I started the year with an abundance of enthusiasm, I had succeeded in reaching a major milestone at work and I had taken a giant leap forwarded in my training, life couldn’t be better. Then out of nowhere came the first set back, I started to get super tired and really struggled to find the motivation or energy to do anything. The quality of my work started to deteriorate and I couldn’t train the way I wanted to. I started to doubt if I was doing the right thing, can I really work full time, recover from major surgery and try and train all at the same time?
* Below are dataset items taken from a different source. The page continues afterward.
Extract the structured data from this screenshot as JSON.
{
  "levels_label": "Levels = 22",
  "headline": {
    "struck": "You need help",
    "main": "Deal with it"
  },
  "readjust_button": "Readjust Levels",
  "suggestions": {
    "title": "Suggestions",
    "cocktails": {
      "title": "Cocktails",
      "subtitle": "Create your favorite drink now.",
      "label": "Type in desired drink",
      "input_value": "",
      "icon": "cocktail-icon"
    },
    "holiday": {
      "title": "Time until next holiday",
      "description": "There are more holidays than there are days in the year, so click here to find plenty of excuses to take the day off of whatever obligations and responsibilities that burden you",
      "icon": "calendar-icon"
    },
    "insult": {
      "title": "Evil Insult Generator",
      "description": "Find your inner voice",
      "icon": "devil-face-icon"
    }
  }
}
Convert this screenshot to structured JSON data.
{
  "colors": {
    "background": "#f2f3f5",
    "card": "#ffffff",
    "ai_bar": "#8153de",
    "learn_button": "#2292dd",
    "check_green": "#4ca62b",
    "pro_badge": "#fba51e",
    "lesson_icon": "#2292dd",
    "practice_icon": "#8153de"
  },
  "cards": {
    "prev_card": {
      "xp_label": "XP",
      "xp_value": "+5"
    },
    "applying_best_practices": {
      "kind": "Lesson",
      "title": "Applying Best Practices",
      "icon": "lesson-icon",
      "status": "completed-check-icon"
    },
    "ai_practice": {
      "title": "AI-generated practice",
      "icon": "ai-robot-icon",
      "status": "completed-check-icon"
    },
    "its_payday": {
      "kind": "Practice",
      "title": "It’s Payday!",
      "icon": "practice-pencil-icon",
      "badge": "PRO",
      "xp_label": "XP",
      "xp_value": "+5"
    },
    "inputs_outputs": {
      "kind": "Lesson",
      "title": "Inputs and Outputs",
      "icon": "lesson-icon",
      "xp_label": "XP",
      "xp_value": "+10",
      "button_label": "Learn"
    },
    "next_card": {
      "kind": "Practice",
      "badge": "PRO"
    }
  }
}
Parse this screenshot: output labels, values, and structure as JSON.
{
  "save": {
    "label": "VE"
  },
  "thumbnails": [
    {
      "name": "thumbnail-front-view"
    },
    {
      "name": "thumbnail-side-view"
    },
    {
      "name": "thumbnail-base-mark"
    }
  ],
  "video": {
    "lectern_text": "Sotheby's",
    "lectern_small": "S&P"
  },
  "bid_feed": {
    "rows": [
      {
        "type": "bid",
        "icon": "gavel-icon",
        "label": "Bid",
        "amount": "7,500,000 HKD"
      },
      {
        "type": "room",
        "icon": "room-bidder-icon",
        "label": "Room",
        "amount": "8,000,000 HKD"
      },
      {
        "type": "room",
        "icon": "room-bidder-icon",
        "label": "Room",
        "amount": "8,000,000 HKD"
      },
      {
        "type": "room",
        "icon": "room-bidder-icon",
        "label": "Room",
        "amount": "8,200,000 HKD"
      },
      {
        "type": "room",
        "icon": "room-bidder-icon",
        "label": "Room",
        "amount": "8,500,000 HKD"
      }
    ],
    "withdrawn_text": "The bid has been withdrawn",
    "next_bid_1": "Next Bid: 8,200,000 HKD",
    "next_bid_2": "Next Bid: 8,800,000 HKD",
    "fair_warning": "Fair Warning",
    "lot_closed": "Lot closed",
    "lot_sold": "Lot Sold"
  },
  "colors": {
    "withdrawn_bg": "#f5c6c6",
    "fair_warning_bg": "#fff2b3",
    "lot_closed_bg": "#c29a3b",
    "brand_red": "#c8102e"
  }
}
I found myself pulling away from everything I loved, but this wasn’t right, I am not this person, I don’t ever walk away from things – not even a chocolate cake when I’m supposed to be on a diet ;-).
At this stage it was very easy to blame how I was feeling on everything that had happened 6 months earlier, but deep down I also knew this wasn’t true. I started to ask myself a number of questions, should I really be working 14 hour days? Is the tiredness that I am feeling really just stress? I went looking for answers. I talked to my boss and agreed that I needed to cut my hours back. I went to the doctors and was put on medication for a Vitamin D deficiency and a virus. I quickly started to conquer my emotions and pulled myself back on track; I was able to focus on priorities at work and I started to enjoy training again.
Why am I telling you this?
Over the last 11 months, I have noticed a distinctive pattern in my actions and emotions. Every time I succeed in something, not only in my training but also in simple daily life tasks, I seem to pass through a series of stages:
Now, as I’ve said before, I am no psychologist and nor do I ever want to be (no offence to my psychologist friends), but the more I reflect on it, the more I honestly believe that this pattern is completely normal. The times when I don’t succeed are the times when I get caught up in self-doubt and walk away without questioning myself or my actions. Based on this theory I have started to work on accepting my emotions and actions and I’d really encourage other people to try it. Next time when you are doubting yourself, try and remember it’s normal and in actual fact it is healthy! Walk away for a while, but don’t stay away. The world is round, the place that may seem like the end may also be the beginning!